Yves Saint Laurent has ended his fights of costume fantansy (which took him and his customers) to Russia and China and has landed with a new collection and spring that is New York inspired and as modern as the Concorde.

And while the buyers praised his collection for spring at this week's showings here as being very valuable, the show never roused the cheers and applause that heightened all those past YSL costume trips.

In some ways the YSL customer (and those who quickly imitate the look will not look wildly different from other Paris-designer customers this spring - with all the full-scale [WORD ILLEGIBLE] ear. But at YSL it is carefully scaled down to a less full blouson, and many of the pants and skirts are designed to be slim over the top of the hips.

He is partial to khaki and white and loden and has revived an earlier theme - once dubbed very Mondrian-like - of big blocks of color in sweaters, tunics and dresses.

His color combinations are never the expected - two shades of navy blue in a costume, even two shades of white (and off-white). Rather than looking mismatched, they look very fresh.

When YSL, abandoned his elaborate costume looks he also gave up the colorful prints that adorned them. Now there are plaids and stripes, done simply and architecturally, such as a stark black and white plaid used in a ruffle trimmed, almost see-through dress, with an uneven, cut-up hemline.

"After such an explosion of prints the reaction had to come," said Gustay Zumsteg, the head of Abraham and Co. where a large number of YSL fabrics are made.

Along with the stripes and plaids are several butterfly and dove prints, all small designes, in bright colors on dark backgrounds that look almost like book-paper prints.

His solids are often a silk shantung tussah, a fabric that hasn't been used in a while that has a slight slub, and is really more rigid than many of the soft fabrics that have been so popular recently.

YSL may have chosen shantung not only for its appearance but the fact that it has Chinese origins. The silk is Chinese and it is woven in China and dyed and printed in Switzerland.

He's also kept in mind all those ladies who own his Chinese designs by including several quilted jackets that have the overstitching more for decoration than warmth. The jackets are cut quite unlike a traditional Chinese style including one rounded cutaway with contrast borders.

Even the ruffles are still around at YSL so as not to insult those customers who will still be wearing those from his past collections. But now they are far more subtle. Like ruffle trims at the hem of the crepe de chine print dresses we once called "cocktail dressed."

Like Karl Lagerfeld, YSL has included many transparent styles and revealing deep side slits.

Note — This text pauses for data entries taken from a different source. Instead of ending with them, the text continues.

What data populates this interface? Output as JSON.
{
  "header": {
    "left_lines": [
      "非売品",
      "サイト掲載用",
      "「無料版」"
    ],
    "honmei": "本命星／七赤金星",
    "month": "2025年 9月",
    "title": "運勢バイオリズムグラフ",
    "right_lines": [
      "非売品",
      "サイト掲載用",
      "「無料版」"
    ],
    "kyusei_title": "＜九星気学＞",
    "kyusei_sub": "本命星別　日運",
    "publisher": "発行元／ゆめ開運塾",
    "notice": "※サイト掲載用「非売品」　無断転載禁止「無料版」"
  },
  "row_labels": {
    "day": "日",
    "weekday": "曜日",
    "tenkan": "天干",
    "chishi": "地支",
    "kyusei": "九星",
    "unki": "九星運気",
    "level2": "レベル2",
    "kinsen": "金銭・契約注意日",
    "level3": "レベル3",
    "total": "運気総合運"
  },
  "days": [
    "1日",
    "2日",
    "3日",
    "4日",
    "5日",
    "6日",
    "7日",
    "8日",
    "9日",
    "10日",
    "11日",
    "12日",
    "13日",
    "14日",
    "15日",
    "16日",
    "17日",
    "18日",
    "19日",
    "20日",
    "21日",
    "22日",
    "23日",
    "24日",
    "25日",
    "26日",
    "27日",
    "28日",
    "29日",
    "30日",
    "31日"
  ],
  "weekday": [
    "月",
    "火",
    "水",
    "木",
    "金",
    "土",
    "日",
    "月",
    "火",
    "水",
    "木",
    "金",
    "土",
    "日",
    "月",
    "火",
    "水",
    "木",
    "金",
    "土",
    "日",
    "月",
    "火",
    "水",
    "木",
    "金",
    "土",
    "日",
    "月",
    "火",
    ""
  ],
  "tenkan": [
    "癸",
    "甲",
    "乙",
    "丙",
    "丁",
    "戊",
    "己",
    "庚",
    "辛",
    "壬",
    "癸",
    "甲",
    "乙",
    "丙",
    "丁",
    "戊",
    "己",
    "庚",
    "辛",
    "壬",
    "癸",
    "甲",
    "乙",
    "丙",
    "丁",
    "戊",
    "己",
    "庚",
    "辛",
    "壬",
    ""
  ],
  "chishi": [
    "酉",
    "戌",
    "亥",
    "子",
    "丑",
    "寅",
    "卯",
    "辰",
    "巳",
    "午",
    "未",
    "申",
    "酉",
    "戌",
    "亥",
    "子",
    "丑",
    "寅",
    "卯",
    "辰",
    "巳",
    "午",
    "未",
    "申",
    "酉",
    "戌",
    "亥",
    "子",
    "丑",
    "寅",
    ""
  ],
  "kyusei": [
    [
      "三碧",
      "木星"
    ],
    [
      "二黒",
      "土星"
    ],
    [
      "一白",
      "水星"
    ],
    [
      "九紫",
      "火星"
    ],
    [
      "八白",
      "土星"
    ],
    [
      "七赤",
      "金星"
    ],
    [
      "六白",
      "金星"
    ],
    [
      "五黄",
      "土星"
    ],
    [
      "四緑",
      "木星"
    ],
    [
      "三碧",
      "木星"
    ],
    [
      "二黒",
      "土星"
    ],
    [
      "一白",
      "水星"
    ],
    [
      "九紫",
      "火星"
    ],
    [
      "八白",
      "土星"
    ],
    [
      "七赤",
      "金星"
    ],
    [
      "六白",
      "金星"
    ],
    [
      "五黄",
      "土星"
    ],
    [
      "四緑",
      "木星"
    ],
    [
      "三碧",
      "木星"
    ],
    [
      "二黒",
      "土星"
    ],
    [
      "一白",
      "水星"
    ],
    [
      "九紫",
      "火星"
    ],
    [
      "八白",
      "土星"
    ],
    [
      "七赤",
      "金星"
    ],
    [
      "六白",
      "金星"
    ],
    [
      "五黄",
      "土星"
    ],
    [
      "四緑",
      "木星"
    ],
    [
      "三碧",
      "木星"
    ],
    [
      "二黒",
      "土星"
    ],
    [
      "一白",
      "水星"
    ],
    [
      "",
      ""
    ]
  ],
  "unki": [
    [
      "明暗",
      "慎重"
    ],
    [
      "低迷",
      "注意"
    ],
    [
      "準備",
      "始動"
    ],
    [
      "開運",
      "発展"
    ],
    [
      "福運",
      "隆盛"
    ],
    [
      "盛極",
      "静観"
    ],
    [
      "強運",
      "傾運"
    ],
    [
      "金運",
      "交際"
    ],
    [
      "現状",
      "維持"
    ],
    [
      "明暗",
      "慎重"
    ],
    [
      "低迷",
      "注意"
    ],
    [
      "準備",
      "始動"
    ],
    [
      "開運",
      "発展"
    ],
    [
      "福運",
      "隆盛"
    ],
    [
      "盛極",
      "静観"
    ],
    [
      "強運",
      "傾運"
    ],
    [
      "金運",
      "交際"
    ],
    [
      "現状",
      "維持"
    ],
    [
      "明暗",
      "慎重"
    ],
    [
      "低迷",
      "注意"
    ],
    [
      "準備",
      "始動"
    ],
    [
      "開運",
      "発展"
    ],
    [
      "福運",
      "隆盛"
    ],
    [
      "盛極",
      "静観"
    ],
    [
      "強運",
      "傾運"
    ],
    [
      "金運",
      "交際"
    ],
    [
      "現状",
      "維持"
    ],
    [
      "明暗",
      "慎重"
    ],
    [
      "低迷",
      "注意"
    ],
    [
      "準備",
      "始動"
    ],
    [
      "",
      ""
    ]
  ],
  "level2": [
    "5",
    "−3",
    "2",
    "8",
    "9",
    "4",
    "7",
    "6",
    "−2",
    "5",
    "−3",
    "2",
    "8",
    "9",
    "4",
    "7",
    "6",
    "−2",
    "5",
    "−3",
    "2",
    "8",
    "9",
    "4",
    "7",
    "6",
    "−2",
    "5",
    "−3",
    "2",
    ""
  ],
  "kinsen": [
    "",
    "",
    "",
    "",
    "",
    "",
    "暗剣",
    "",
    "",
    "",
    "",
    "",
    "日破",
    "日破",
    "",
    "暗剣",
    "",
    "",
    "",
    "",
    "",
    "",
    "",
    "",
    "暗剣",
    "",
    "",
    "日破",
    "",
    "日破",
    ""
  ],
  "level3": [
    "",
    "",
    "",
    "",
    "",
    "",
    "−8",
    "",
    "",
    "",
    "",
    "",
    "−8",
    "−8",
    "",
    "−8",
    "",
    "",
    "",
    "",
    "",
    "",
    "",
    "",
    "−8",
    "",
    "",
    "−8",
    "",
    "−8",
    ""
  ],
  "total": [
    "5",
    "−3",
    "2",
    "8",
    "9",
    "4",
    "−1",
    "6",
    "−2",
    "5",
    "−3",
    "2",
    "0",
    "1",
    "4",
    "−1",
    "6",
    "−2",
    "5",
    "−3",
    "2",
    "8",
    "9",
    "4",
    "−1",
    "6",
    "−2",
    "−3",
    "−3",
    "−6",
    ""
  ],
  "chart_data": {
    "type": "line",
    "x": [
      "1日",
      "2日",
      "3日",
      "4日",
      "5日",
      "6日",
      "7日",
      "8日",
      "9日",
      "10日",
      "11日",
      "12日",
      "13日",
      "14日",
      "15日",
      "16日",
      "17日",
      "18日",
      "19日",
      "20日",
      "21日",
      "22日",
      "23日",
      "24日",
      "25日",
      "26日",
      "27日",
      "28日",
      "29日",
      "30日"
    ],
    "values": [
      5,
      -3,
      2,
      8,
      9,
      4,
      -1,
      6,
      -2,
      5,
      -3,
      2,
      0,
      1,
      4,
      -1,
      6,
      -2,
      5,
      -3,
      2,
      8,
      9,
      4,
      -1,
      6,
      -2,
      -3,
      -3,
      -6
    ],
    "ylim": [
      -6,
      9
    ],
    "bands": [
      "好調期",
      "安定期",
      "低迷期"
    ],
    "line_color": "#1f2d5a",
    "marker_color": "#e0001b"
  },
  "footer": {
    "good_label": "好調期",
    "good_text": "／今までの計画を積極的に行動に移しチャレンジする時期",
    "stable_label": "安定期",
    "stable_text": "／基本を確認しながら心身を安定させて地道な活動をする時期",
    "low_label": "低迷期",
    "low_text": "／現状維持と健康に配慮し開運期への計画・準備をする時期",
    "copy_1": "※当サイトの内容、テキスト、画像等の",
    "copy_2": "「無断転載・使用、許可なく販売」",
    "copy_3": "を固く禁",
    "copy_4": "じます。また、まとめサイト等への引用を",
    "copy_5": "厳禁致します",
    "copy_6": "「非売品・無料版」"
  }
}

Geraldine Stutz, Henri Bendel president, who put YSL into the genius category for being able to create "modern sportswear" with as much ease and skill as he does romantic fantasy dressing, like his transparent styles. "Of course, today we are concentrating more on our bodies. This is the last vestige of real freedom," said Stutz enthusiastically. "It is taking fashion for what it really is - something to put on your body."